Putman shows the respect which Schröder was held in a hundred years after he completed the work [25]:-
When I started to trace the later development of logic, the first thing I did was to look at Schröder's 'Vorlesungen über die Algebra der Logik', ... [whose] third volume is on the logic of relations (Algebra und Logik der Relative, 1895). The three volumes immediately became the best-known advanced logic text, and embody what any mathematician interested in the study of logic should have known, or at least have been acquainted with, in the 1890s.
However, as Wussing writes in [1], this respect for Schröder was not nearly so evident in his own day:-
Schröder participated in the development of mathematical logic as an independent discipline in the second half of the nineteenth century. This is his real achievement, although his contribution was not recognised until the beginning of the twentieth century. Three factors account for the delay: the imature state of the field during his lifetime; a certain prolixity in his style; and, above all, the isolation imposed by his teaching in technical colleges. As a result he was an outsider, at a disadvantage in chosing terminology, in outlining his argumentation, and in judging what mathematical logic could accomplish.

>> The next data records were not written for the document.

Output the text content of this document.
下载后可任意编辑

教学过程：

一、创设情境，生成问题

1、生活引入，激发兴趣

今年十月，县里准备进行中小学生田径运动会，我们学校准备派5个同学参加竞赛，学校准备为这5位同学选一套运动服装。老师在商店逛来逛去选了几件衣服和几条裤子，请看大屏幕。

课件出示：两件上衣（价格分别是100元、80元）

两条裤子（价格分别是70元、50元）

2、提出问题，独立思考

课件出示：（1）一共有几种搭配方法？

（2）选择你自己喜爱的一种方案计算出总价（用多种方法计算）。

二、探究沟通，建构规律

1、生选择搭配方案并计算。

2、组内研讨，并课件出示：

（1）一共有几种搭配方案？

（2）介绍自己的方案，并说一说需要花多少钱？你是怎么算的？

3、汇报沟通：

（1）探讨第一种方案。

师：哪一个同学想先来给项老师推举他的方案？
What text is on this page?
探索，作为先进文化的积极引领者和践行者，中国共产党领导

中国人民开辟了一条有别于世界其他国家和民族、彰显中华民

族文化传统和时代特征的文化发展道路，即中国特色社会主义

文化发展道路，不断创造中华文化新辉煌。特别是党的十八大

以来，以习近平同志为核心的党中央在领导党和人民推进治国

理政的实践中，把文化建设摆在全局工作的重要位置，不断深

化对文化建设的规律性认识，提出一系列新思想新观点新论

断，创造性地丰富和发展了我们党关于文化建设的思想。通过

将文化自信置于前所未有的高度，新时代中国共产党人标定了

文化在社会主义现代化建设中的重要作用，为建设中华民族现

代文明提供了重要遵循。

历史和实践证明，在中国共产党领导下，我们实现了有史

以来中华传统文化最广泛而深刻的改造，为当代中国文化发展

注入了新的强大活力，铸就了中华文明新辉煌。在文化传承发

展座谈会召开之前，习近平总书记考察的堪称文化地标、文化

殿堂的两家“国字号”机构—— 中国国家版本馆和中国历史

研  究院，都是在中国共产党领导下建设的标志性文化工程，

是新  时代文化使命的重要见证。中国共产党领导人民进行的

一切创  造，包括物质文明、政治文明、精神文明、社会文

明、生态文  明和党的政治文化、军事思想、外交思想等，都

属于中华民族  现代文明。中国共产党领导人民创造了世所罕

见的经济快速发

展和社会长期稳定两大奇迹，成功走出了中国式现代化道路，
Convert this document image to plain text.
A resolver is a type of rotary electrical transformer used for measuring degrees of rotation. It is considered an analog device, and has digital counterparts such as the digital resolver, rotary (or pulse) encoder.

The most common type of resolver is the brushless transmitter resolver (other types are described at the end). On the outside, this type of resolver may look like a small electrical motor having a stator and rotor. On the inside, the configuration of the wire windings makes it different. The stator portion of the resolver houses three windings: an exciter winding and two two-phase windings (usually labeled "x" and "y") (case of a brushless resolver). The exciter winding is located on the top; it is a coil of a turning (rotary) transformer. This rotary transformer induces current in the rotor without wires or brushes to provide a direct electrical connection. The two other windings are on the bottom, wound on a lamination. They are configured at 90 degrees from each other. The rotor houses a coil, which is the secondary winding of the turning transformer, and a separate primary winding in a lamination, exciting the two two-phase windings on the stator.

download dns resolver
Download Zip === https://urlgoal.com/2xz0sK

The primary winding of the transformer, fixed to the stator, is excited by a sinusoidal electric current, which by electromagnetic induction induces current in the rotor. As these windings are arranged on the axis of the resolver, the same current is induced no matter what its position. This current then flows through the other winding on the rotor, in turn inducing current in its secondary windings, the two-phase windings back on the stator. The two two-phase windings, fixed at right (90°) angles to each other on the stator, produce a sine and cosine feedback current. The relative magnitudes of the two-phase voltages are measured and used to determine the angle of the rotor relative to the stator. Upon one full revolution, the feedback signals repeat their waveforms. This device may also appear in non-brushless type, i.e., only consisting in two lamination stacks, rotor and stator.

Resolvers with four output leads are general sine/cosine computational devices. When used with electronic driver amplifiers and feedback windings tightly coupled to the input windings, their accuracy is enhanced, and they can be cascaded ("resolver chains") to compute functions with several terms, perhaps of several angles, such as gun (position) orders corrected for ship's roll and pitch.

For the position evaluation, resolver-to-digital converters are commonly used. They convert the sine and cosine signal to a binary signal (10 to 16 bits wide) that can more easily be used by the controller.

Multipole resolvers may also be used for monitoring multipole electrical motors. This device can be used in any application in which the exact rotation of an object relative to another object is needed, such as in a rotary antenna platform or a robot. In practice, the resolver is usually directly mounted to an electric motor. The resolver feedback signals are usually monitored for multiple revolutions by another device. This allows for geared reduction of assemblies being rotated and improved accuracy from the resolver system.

Schröder had many sporting hobbies: cycling, hiking, swimming, ice-skating, horseback riding, and gardening. Because he was always seen riding his bicycle around Karlsruhe he was known locally as the 'Bicycle-professor'. He even took up skiing when he was sixty years old. He never married but seemed to find that his duties in the Technische Hochschule Karlsruhe extremely demanding, perhaps because he undertook them very conscientiously. Certainly he found it very difficult to find the necessary time to complete his major three volume work Vorlesungen über die Algebra der Logik. Schröder's father Heinrich retired in 1873 and, a year after his wife Karoline died in 1875, he moved to Karlsruhe to be close to his sons Ernst and Heinrich; Heinrich Schröder died in 1885. Given what a fit man Ernst Schröder was, it is surprising that he died at the age of 60. He was skiing and cycling days before his death, but caught a cold. This seemed to worsen over the course of a few days and he died of "brain fever" according to the death certificate. Many of his friends felt that his strenuous sporting life at the age of sixty had led to his premature death. He was buried in the main cemetery of Karlsruhe quite close to the apartment in which he had lived. Having no close relatives to continue tending his grave, following the usual custom it was reused after a period of 30 years so today there is no record remaining in the cemetery.
It is interesting to note that in June 1913 Norbert Wiener presented his doctoral thesis to Harvard University; Wiener was then 18 years old. The thesis was devoted to a comparison of the logical systems of Ernst Schröder and Bertrand Russell, with special attention to their different treatments of relations. There is an interesting discussion of this and subsequent developments in [15].